Ministerie van Sociale Zaken en Werkgelegenheid

2070805180

Vragen van het lid Blok (VVD) aan de ministers van Sociale Zaken en Werkgelegenheid en van Financiën over het toezicht op het Philips Pensioenfonds (ingezonden 21 november 2007)


1.
Kent u het bericht dat de prestaties van de vastgoedbeleggingen van het Philips Pensioenfonds al jaren ondermaats zijn? (Het FD, 17 november 2007)
Ja.


2.
Heeft DNB of zijn rechtsvoorganger PVK de afgelopen jaren in haar rol van toezichthouder het bestuur van het Philips pensioenfonds aangesproken op de lage rendementen op vastgoedbeleggingen?


3.
Waarom konden de achterblijvende rendementen jarenlang doorgaan? Heeft DNB of PVK het bestuur van het Philips pensioenfonds voldoende snel en met voldoende inzet aangespoord om in te grijpen?


4.
Is bij het toezicht door DNB of PVK de mogelijkheid van fraude aan de orde geweest?

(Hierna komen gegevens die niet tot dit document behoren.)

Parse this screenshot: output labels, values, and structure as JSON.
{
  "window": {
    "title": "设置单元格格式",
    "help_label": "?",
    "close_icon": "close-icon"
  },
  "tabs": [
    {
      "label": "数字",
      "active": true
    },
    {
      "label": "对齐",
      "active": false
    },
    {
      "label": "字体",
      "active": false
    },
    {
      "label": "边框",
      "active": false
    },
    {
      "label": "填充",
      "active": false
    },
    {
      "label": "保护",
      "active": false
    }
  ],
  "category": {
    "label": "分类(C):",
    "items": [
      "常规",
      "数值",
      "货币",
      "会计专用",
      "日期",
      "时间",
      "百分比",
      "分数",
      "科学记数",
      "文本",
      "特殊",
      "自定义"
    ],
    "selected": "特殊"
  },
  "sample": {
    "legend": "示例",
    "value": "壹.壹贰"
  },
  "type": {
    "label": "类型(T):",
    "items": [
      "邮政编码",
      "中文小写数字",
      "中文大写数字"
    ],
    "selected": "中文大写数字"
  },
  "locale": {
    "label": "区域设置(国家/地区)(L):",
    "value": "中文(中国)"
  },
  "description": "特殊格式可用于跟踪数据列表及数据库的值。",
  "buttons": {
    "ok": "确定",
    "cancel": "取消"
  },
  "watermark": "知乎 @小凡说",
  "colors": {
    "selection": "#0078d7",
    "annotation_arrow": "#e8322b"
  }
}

Beantwoording vragen 2, 3 en 4
Uit hoofde van de geheimhoudingsplicht kan de Nederlandsche Bank (DNB) geen mededelingen doen omtrent het uitgeoefende toezicht op individuele fondsen.

In algemene zin geldt dat het bestuur van een pensioenfonds verantwoordelijk is voor het beleggingsbeleid. Als onderdeel van de financiële opzet van een pensioenfonds, heeft het bestuur de verantwoordelijkheid het beleggingsbeleid van het fonds te beschrijven. Ter bevordering van het intern toezicht dient een beschrijving te worden opgenomen over de wijze waarop het resultaat van het beleggingsbeleid wordt geëvalueerd. Naar aanleiding van deze evaluatie zou een bestuur kunnen besluiten wijzigingen in het beleid aan te brengen.

DNB is in het kader van de Pensioenwet verantwoordelijk voor het uitoefenen van het prudentieel en materieel toezicht. Een van de uitgangspunten van dit toezicht is preventie ­ het verminderen van de kans op ongelukken - waarbij DNB niet op de stoel van de bestuurder gaat zitten. Incidenten kunnen derhalve nooit worden uitgesloten. DNB kijkt naast de beheerste en integere bedrijfsvoering (en dus integriteitsrisico), onder andere naar de financiële opzet van een pensioenfonds en de eisen die worden gesteld met betrekking tot beleggingen. Uitgangspunt van de eisen ten aanzien van beleggingen is dat pensioenfondsen een beleggingsbeleid voeren dat in overeenstemming is met de prudent person-regel. Dit brengt onder meer mee dat waarden op een zodanige wijze worden belegd dat de veiligheid, kwaliteit, liquiditeit en rendement van de portefeuille als geheel worden gewaarborgd. DNB houdt geen toezicht op individuele transacties.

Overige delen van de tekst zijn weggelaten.